Bond market expects Fed rate hikes Fed may never deliver

US Treasury · Jun 25, 2026 · https://news.google.com/rss/search?q=%22Federal%20Reserve%22%20OR%20%22interest%20rate%22%20OR%20%22rate%20cut%22%20OR%20CPI%20OR%20inflation%20OR%20%22jobs%20report%22%20OR%20JOLTS%20OR%20GDP%20OR%20%22jobless%20claims%22%20OR%20%22Jerome%20Powell%22&hl=en-US&gl=US&ceid=US:en
interest-ratesfed-policyrecession-macro

The US bond market is pricing in expectations for future interest rate hikes by the Federal Reserve. This indicates that bond investors anticipate the Fed will need to raise rates further to combat inflation or address economic conditions. However, there's a growing sentiment that the Federal Reserve may not actually deliver on these expected rate increases, suggesting a potential misalignment between market anticipation and the Fed's actual policy intentions.

This divergence matters because bond yields directly influence borrowing costs for everything from mortgages to corporate loans. If the bond market expects hikes the Fed doesn't deliver, it could lead to volatility. It also signals differing views on the economy's future path: the bond market might foresee persistent inflation or stronger growth, while the Fed might be more concerned about recession risks or already see inflation cooling.

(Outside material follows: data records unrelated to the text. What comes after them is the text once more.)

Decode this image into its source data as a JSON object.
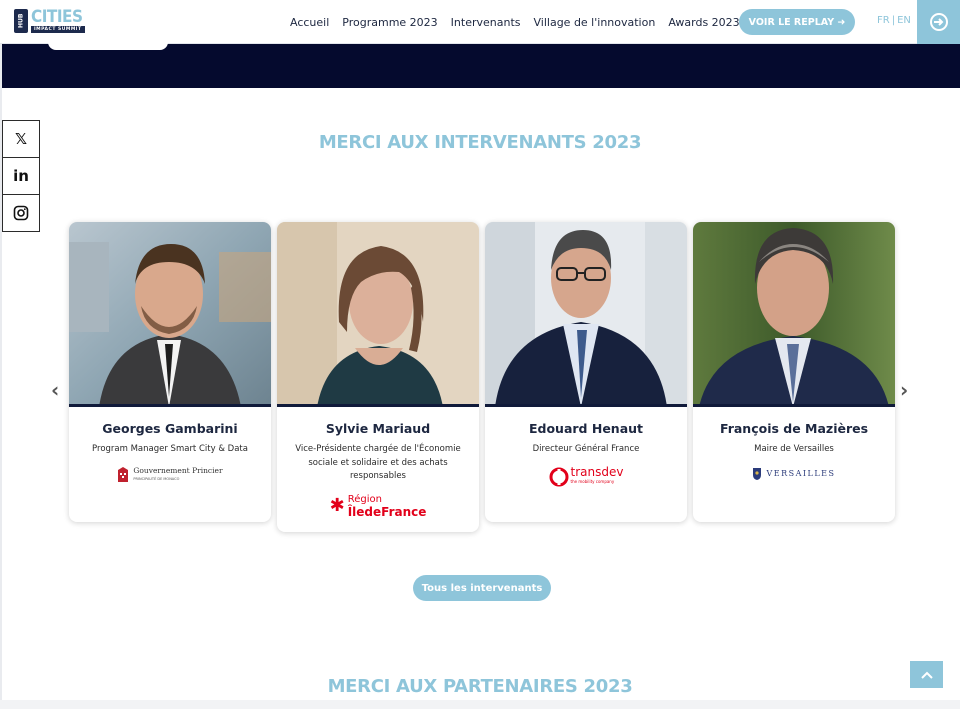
{
  "header": {
    "logo": {
      "hub": "HUB",
      "cities": "CITIES",
      "tagline": "IMPACT SUMMIT"
    },
    "nav": [
      "Accueil",
      "Programme 2023",
      "Intervenants",
      "Village de l'innovation",
      "Awards 2023"
    ],
    "replay_label": "VOIR LE REPLAY ➜",
    "lang_fr": "FR",
    "lang_sep": "|",
    "lang_en": "EN",
    "login_icon": "login-arrow-icon"
  },
  "social": [
    {
      "name": "x-twitter-icon",
      "glyph": "𝕏"
    },
    {
      "name": "linkedin-icon",
      "glyph": "in"
    },
    {
      "name": "instagram-icon",
      "glyph": "◎"
    }
  ],
  "speakers_section": {
    "title": "MERCI AUX INTERVENANTS 2023",
    "prev_arrow": "‹",
    "next_arrow": "›",
    "speakers": [
      {
        "name": "Georges Gambarini",
        "role": "Program Manager Smart City & Data",
        "org": "Gouvernement Princier",
        "org_sub": "PRINCIPAUTÉ DE MONACO"
      },
      {
        "name": "Sylvie Mariaud",
        "role": "Vice-Présidente chargée de l'Économie sociale et solidaire et des achats responsables",
        "org": "Région",
        "org_sub": "ÎledeFrance"
      },
      {
        "name": "Edouard Henaut",
        "role": "Directeur Général France",
        "org": "transdev",
        "org_sub": "the mobility company"
      },
      {
        "name": "François de Mazières",
        "role": "Maire de Versailles",
        "org": "VERSAILLES",
        "org_sub": ""
      }
    ],
    "cta_label": "Tous les intervenants"
  },
  "partners_section": {
    "title": "MERCI AUX PARTENAIRES 2023"
  },
  "colors": {
    "accent": "#8ec5da",
    "navy": "#050a2e",
    "text": "#1d2740"
  }
}
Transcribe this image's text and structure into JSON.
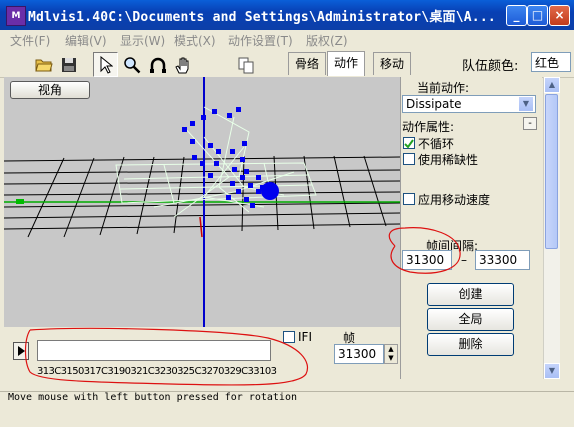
{
  "window": {
    "app_icon_text": "M",
    "title": "Mdlvis1.40C:\\Documents and Settings\\Administrator\\桌面\\A...",
    "minimize_label": "_",
    "maximize_label": "□",
    "close_label": "×"
  },
  "menu": [
    {
      "label": "文件(F)"
    },
    {
      "label": "编辑(V)"
    },
    {
      "label": "显示(W)"
    },
    {
      "label": "模式(X)"
    },
    {
      "label": "动作设置(T)"
    },
    {
      "label": "版权(Z)"
    }
  ],
  "toolbar": {
    "tools": [
      "open-folder-icon",
      "save-disk-icon",
      "arrow-cursor-icon",
      "magnifier-icon",
      "rotate-icon",
      "hand-icon",
      "copy-icon"
    ],
    "tabs": [
      {
        "label": "骨络",
        "active": false
      },
      {
        "label": "动作",
        "active": true
      },
      {
        "label": "移动",
        "active": false
      }
    ],
    "team_color_label": "队伍颜色:",
    "team_color_value": "红色"
  },
  "viewport": {
    "view_button": "视角",
    "grid_color": "#000000",
    "axis_vertical_color": "#0000cc",
    "axis_horizontal_color": "#00aa00",
    "vertex_color": "#0000ee"
  },
  "right_panel": {
    "current_action_label": "当前动作:",
    "current_action_value": "Dissipate",
    "action_props_label": "动作属性:",
    "no_loop_label": "不循环",
    "no_loop_checked": true,
    "use_rarity_label": "使用稀缺性",
    "use_rarity_checked": false,
    "move_speed_label": "应用移动速度",
    "move_speed_checked": false,
    "frame_interval_label": "帧间间隔:",
    "frame_start": "31300",
    "frame_dash": "–",
    "frame_end": "33300",
    "create_button": "创建",
    "global_button": "全局",
    "delete_button": "删除",
    "small_button": "-"
  },
  "timeline": {
    "ifi_label": "IFI",
    "frame_label": "帧",
    "frame_value": "31300",
    "ticks": "313C3150317C3190321C3230325C3270329C331033300",
    "play_icon": "play-icon"
  },
  "status": {
    "text": "Move mouse with left button pressed for rotation"
  },
  "annotation_color": "#dd1111"
}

The mechanism involves bond yields moving inversely to bond prices. When the bond market anticipates rate hikes, investors demand higher yields to compensate for potential future increases in borrowing costs, causing bond prices to fall and yields to rise. If the Fed then holds rates steady or cuts them, it would contradict these market expectations, potentially causing bond yields to drop as investors reassess the future rate environment.

This situation primarily moves US Treasury bonds (e.g., TLT, IEF) and related ETFs, as their prices and yields directly reflect these expectations. It also impacts interest-rate-sensitive sectors like financials (e.g., XLF) and real estate (e.g., XLRE) through borrowing costs. Companies with significant debt or those reliant on consumer borrowing are also affected, as their financing expenses or customer demand can shift with interest rate outlooks.

View original source ↗More US Treasury news →

Excalium Agent

An AI breakdown of exactly what changed and who it moves.

Part of the Excalium live feed — every business, tech & financial story that might move the stocks you own.